Presenting senior design projects reflects the culmination of months of hard work from engineering students focused on solving real-world problems. Under normal circumstances, seniors in the Department of Industrial and Systems Engineering at the University of Iowa would have gathered for a public presentation of their work which represented months of collaboration with teammates. COVID-19 led to a fundamental change in these presentations, and students delivered their projects remotely via Zoom.
10 teams of students presented projects ranging from improved paint efficiency to creating enhanced heliport lighting guidance. Each of the groups was sponsored by organizations such as the Eastern Iowa Airport, the John Deere Manufacturing Engineering Team, and the University of Iowa Hospitals and Clinics.
“Our ISE seniors have to complete real-world projects from actual sponsors. The students work with the sponsoring organizations to shape the statement of work and to accomplish the work,” said Tom Schnell, the Captain Jim “MAX” Gross Chair, professor of industrial and systems engineering, and director of the UI’s Operator Performance Laboratory. Schnell is also the associate director of the Iowa Technology Institute. “They also learn that proper communication is very important and that even apparently simple things can sometimes turn out to be difficult. One thing is for sure, we truly appreciate the support of our project sponsors. Without their buy-in and involvement, we could not give our seniors such a well-rounded capstone experience.”
Senior Morgan Gagnon’s team developed a plan to optimize the painting process at HNI, one of the largest office furniture manufacturers in the world, to increase capacity and meet future demands. The team created a scheduling system that would decrease the frequency of changeovers that accounted for a lot of lost production.
“Due to COVID-19, we had to adjust the scope of our project in a few different ways. Mainly, we could not go to the facility and test our solution. This required us to do some predictive modeling to find the 'results' of our solution,” said Gagnon. “Additionally, we could not implement our solution first-hand. Alternatively, we developed a playbook to show how our solution could be implemented in the future.”
The teams were judged by members of the department’s Advisory Board comprised of alumni who work in industry positions or in academia. Advisory Board members hold positions at corporations such as Accenture, HNI, and Whirlpool as well as universities including Texas A&M.

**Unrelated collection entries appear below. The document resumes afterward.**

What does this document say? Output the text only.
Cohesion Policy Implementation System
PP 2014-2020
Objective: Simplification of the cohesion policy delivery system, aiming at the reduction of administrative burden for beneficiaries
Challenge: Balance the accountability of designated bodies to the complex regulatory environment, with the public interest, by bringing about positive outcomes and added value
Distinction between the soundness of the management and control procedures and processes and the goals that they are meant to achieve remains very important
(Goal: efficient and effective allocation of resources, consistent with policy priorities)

“The ISE senior design presentations tackled real world business problems, and the students did an excellent job, in a COVID-19 environment, in providing real client value supported by strong data and analytics,” said Robert Fuhrmann, Advisory Board member and managing director at Accenture. “These students showed that they are truly ready for the real world and can tackle any business challenge thrown their way.”
In addition to the organizations already noted, support for the projects was also provided by the University of Iowa, the UI Operator Performance Laboratory, Hon Inc., and Case New Holland Industrial.
“Although our curriculum includes many case studies and team projects, senior design provides the students with a powerful opportunity to apply their hard-won knowledge on problems of practical significance with outcomes that bring meaningful impact for our industrial partners,” said Geb Thomas, professor in and chair of the Department of Industrial and Systems Engineering. “It can be a transformational and eye-opening experience.”